Mon père, lui nous avait appris un truc qui nous avait valu d’être interdit de séjour chez cette voisine mais je vous raconterai ça une autre fois. On était des monstres…
Mais, les jours où il décidait qu’il serait un père exemplaire, il l’était. Il nous emmenait à la pêche sur un des nombreux bras du Loing et choisissait prudemment les moins profonds, d’abord parce qu’il s’était déjà fichu dedans, ensuite pour éviter d’avoir à expliquer à ma mère qu’il avait laissé se noyer une de mes petites sœurs en me montrant quelque chose d’intéressant. Il m’apprit alors comment faire un petit moulin à eau avec seulement de petits bouts de branche et un canif. Un moulin à vent avec quatre feuilles et une brindille fichée dans un bout de bois un peu plus gros. Il nous a appris aussi, à mes sœurs et moi, que le soufre décolorait les fleurs.

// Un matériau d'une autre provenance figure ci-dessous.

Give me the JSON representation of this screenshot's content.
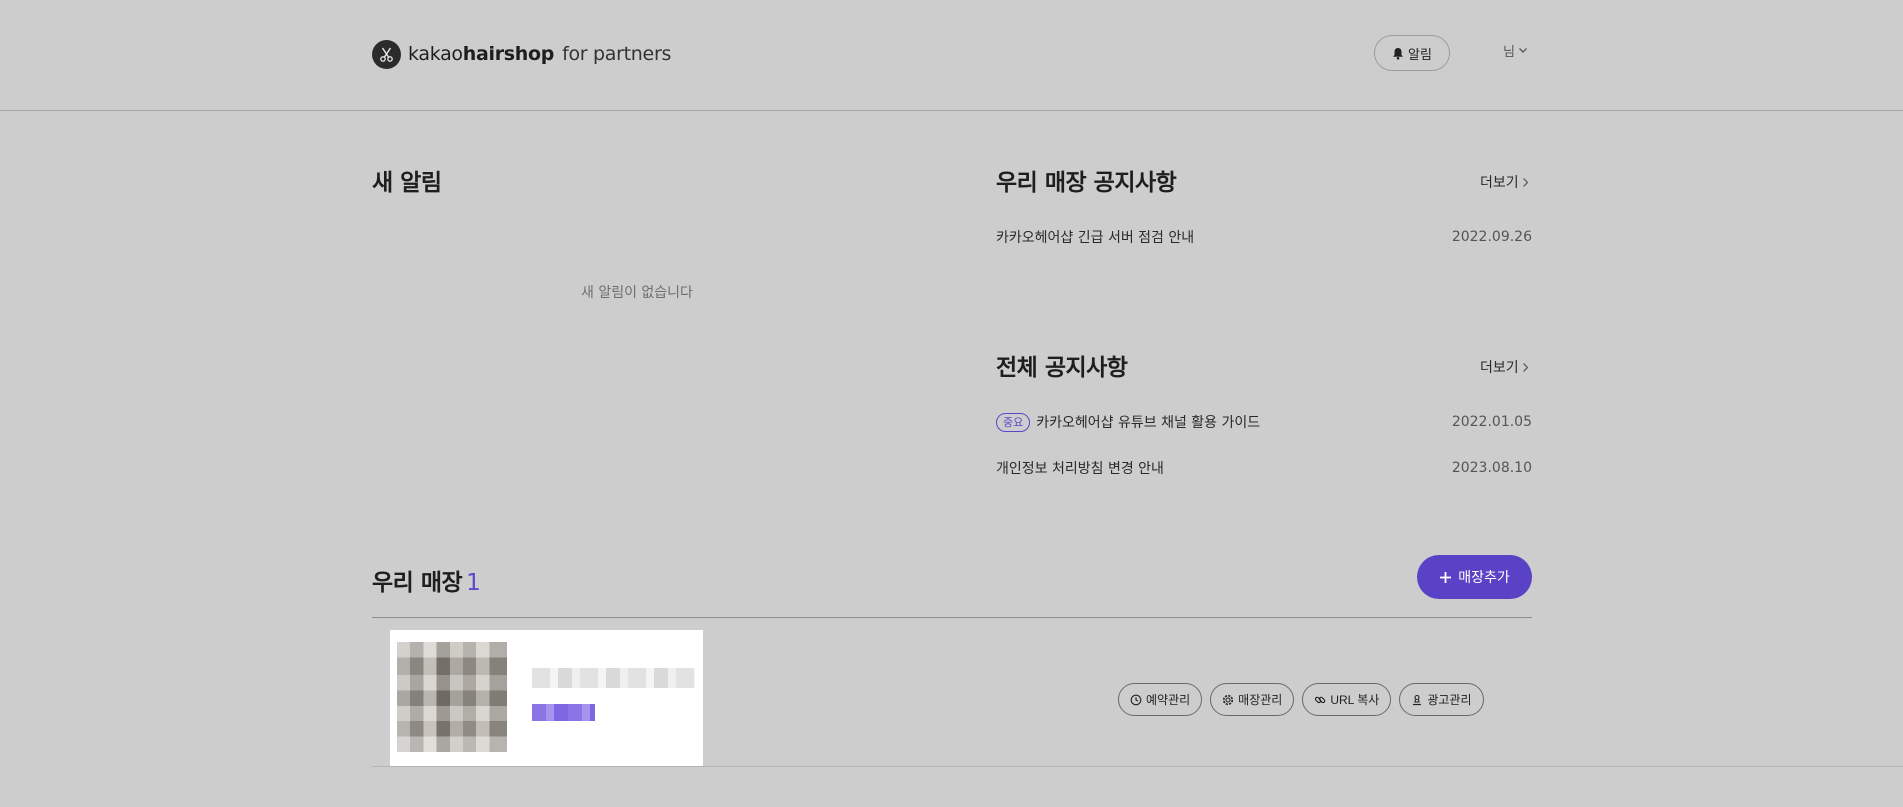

Il me l’a montré avec les allumettes soufrées qu’on pouvait encore acheter dans les années cinquante et une violette. J’ai appris bien plus tard en cours de chimie l’action du dioxyde de soufre sur certains pigments mais celui qui me l’a montré de la façon la plus intéressante et la plus poétique, c’est mon père.
Heure-Bleue vous dira sans doute que le côté poète de mon père ne lui a jamais semblé flagrant mais c’est seulement parce qu’elle ne l’a pas connu quand elle était petite fille. Bon, il lui disait souvent après l'avoir embrassée « Hmmm... Les rouquines, ça sent... »

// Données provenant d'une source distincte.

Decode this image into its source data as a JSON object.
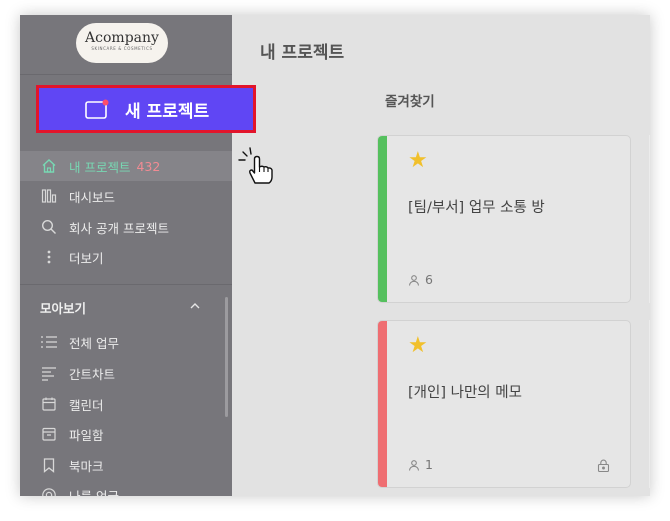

Il nous a aussi appris la patience. Parfois, avant d’atteindre le « bon coin » il nous fallait marcher le long de la rive biscornue du Loing, et longtemps. Alors, chaque fois qu’une de mes sœurs ou moi lui demandions « C’est encore loin ? » il s’arrêtait nous tenait par la main et nous disait « tu vois le tournant, là-bas ? Eh bien c’est pas là, c'est après. »

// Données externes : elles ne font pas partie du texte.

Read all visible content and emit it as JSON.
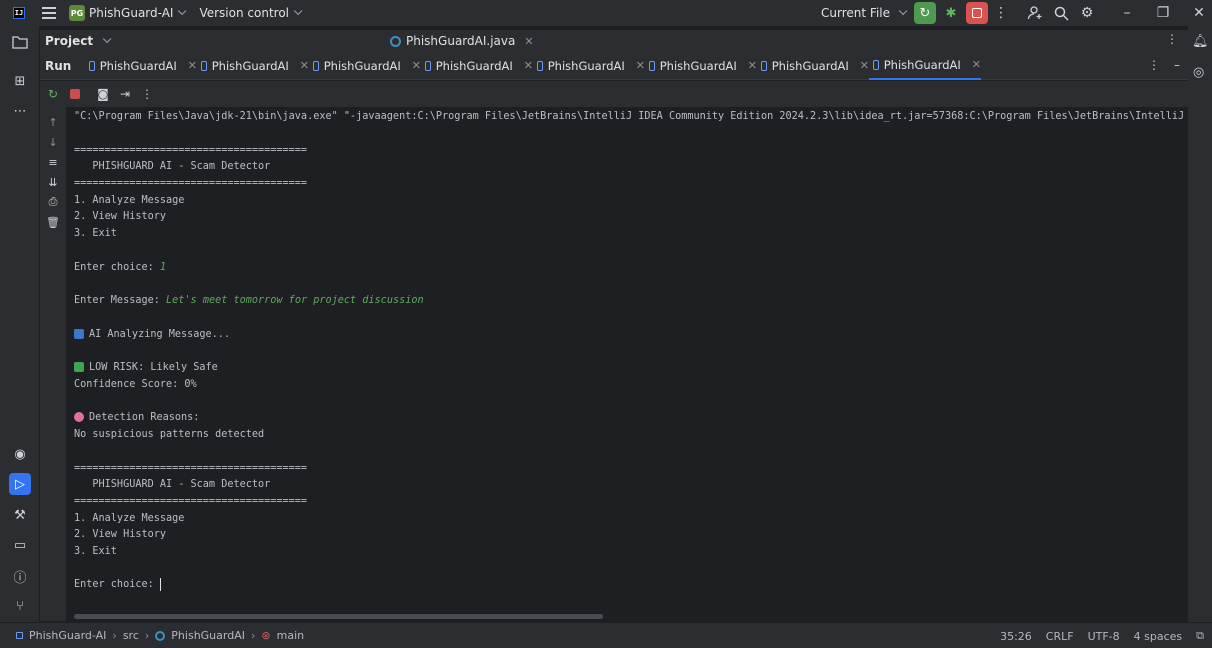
{
  "titlebar": {
    "app_logo": "IJ",
    "project_badge": "PG",
    "project_name": "PhishGuard-AI",
    "version_control": "Version control",
    "current_file": "Current File"
  },
  "project_panel": {
    "label": "Project"
  },
  "editor": {
    "tab_label": "PhishGuardAI.java"
  },
  "run_panel": {
    "title": "Run",
    "tabs": [
      "PhishGuardAI",
      "PhishGuardAI",
      "PhishGuardAI",
      "PhishGuardAI",
      "PhishGuardAI",
      "PhishGuardAI",
      "PhishGuardAI",
      "PhishGuardAI"
    ],
    "active_tab_index": 7
  },
  "console": {
    "command": "\"C:\\Program Files\\Java\\jdk-21\\bin\\java.exe\" \"-javaagent:C:\\Program Files\\JetBrains\\IntelliJ IDEA Community Edition 2024.2.3\\lib\\idea_rt.jar=57368:C:\\Program Files\\JetBrains\\IntelliJ ID",
    "separator": "======================================",
    "header": "   PHISHGUARD AI - Scam Detector",
    "menu1": "1. Analyze Message",
    "menu2": "2. View History",
    "menu3": "3. Exit",
    "enter_choice": "Enter choice: ",
    "choice_value": "1",
    "enter_message": "Enter Message: ",
    "message_value": "Let's meet tomorrow for project discussion",
    "analyzing": "AI Analyzing Message...",
    "risk": "LOW RISK: Likely Safe",
    "confidence": "Confidence Score: 0%",
    "reasons_title": "Detection Reasons:",
    "reasons_text": "No suspicious patterns detected",
    "colors": {
      "analyzing_icon": "#3a78c9",
      "risk_icon": "#3fa650",
      "reasons_icon": "#e26fa0",
      "input_text": "#5fa95f"
    }
  },
  "statusbar": {
    "breadcrumb": [
      "PhishGuard-AI",
      "src",
      "PhishGuardAI",
      "main"
    ],
    "position": "35:26",
    "line_sep": "CRLF",
    "encoding": "UTF-8",
    "indent": "4 spaces"
  }
}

Et chaque fois qu’on avait franchi un tournant, il fallait atteindre le suivant qui serait peut-être le dernier. Mais on finissait toujours par arriver.
On rentrait à la maison quand toutes les lignes était accrochées aux branches et qu’il n’en restait plus pour pêcher. Mon père était très fort pour attraper une branche d’arbre en lançant sa ligne dans l’eau car les cyprès étaient nombreux le long de la rivière…
Il se contentait de dire « Et merde ! Encore un bas de ligne ! Putains d’arbres, ils auraient pu les planter ailleurs ! »
Des fois on lui demandait où et il répondait sérieusement « Au bord des routes ! Ça arrête drôlement bien les voitures ! »
Bon, des fois, il était « relou », notamment quand il était en colère après de Gaulle.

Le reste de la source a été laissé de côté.